美容室で購入しない理由は「価格が高そう」が74.3%で突出し、価格への心理的ハードルが最大の障壁であることが確認されました。次いで「購入を強要されそう」37.5%も高く、自分で十分に納得する前に購入を迫られることへの抵抗感も見られます。単にサロンのヘアケア商品を知らないのではなく、価格と接客時のプレッシャーがサロン購入を遠ざけていることが確認されました。
美容室でヘアケア商品を購入することのメリット
サロン購入者は「商品品質」以上に美容師の見立てを価値として評価しています。
サロンでの購入者が考えるメリットは、1位「美容師の専門的なアドバイス」73.6%、2位「自分の髪質に最適な商品を選んでもらえる」72.8%、3位「商品の品質が高い」71.7%となっています。

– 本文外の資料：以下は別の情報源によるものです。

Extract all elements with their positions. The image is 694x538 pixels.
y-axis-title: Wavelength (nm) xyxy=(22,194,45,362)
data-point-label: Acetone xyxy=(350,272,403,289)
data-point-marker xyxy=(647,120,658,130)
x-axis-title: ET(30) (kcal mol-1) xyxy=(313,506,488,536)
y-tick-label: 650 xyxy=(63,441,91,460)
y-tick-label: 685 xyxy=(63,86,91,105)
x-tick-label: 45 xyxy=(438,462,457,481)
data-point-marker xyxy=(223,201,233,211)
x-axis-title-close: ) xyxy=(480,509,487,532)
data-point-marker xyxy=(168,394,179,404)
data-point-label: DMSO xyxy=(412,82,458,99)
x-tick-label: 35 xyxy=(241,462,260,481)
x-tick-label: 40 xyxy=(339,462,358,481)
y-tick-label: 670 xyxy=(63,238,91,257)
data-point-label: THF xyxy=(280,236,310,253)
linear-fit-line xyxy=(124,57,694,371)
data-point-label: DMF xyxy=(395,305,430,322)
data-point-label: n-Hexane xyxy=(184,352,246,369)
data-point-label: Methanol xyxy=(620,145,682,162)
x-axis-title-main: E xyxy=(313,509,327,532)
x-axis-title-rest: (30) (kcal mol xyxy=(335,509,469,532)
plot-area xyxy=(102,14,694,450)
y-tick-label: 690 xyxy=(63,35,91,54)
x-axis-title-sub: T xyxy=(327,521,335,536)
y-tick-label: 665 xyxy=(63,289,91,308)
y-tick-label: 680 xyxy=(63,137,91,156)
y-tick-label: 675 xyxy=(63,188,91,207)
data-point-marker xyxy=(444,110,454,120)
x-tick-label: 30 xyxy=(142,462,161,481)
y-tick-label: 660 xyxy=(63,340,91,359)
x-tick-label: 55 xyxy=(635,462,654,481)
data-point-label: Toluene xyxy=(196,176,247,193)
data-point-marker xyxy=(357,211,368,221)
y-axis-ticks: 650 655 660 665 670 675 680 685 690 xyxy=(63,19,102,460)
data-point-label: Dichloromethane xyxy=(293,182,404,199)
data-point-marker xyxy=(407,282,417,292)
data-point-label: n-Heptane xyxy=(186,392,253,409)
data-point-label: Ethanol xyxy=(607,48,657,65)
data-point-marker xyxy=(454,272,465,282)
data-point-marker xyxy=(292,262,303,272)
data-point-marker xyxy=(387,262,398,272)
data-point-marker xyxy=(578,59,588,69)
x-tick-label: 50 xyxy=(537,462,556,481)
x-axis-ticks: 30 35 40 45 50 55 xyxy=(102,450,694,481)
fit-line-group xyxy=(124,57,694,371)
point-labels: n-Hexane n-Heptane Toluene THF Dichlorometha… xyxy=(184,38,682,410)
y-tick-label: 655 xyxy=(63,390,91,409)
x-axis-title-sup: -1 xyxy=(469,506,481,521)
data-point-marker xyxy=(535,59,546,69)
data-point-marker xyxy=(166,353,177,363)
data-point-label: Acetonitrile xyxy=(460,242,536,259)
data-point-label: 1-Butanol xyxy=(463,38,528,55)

サロン以外での購入者が考えるメリットは、1位「商品の品質が高い」60.5%、2位「自分の髪質に最適な商品を選んでもらえる」60.0%、3位「実際に試してから購入できる」56.0%となっています。
サロンでの購入者は「美容師の専門的なアドバイス」73.6%、「自分の髪質に最適な商品を選んでもらえる」72.8%が上位となり、商品の品質そのもの以上に、プロの見立てを直接受けられる点がサロン購入の価値と認識していることが分かりました。一方、サロン以外での購入者は「商品の品質が高い」60.5%が最多で、「実際に試してから購入できる」56.0%も上位となりました。普段サロンでヘアケア商品を購入しない層には、専門家の提案よりも品質や試用体験を重視する傾向が確認されました。
理想的なヘアケア商品の選び方・購入体験
「試せる」「見立ててもらえる」「押し付けられない」購入体験を求める声が集まりました。
自身にとって理想的なヘアケア商品の選び方・購入体験とはどのようなものなのかを、自由記述にて聴取したところ、大きく「試してから購入したい」「髪質・悩みに合わせて選んでもらいたい」「押し付けられず納得して買いたい」という声に分類されました。
ヘアケア商品は、商品自体の品質が高くても自分の髪質や悩みに合わなければ満足につながりにくいため、購入前に使用感や仕上がりを確認したいニーズが強いようです。
また、「美容師さんに髪質にあった商品を紹介してもらえる」「専門家のアドバイスのもと、自分に一番合う商品の提案」といった回答もあり、単なる商品情報ではなく、自分に合う理由を専門家に見立ててほしい意識も見られます。一方で「良い商品をすすめられるが押し付けられない」「むやみに売りつけない」などの声から、提案は求めつつも、最終的には自分で納得して選びたい姿勢が確認されました。
回答の一部を紹介すると、「テスターが充実している」(25歳)、「実際に試してから購入できると失敗が少なく嬉しい」(48歳)、「試供品でおすすめの商品をいくつか試すことができる」(47歳)、「お店で実際に使ってみたい」(26歳)、「数日試すことができる、使用前後の違いを確認できるもの」(51歳)、「美容師さんに髪質にあった商品を紹介してもらえる」(51歳)、「専門家のアドバイスのもと、自分に一番合う商品の提案」(44歳)、「良い商品をすすめられるが押し付けられない」(51歳)、「むやみに売りつけない」(56歳)などの声がありました。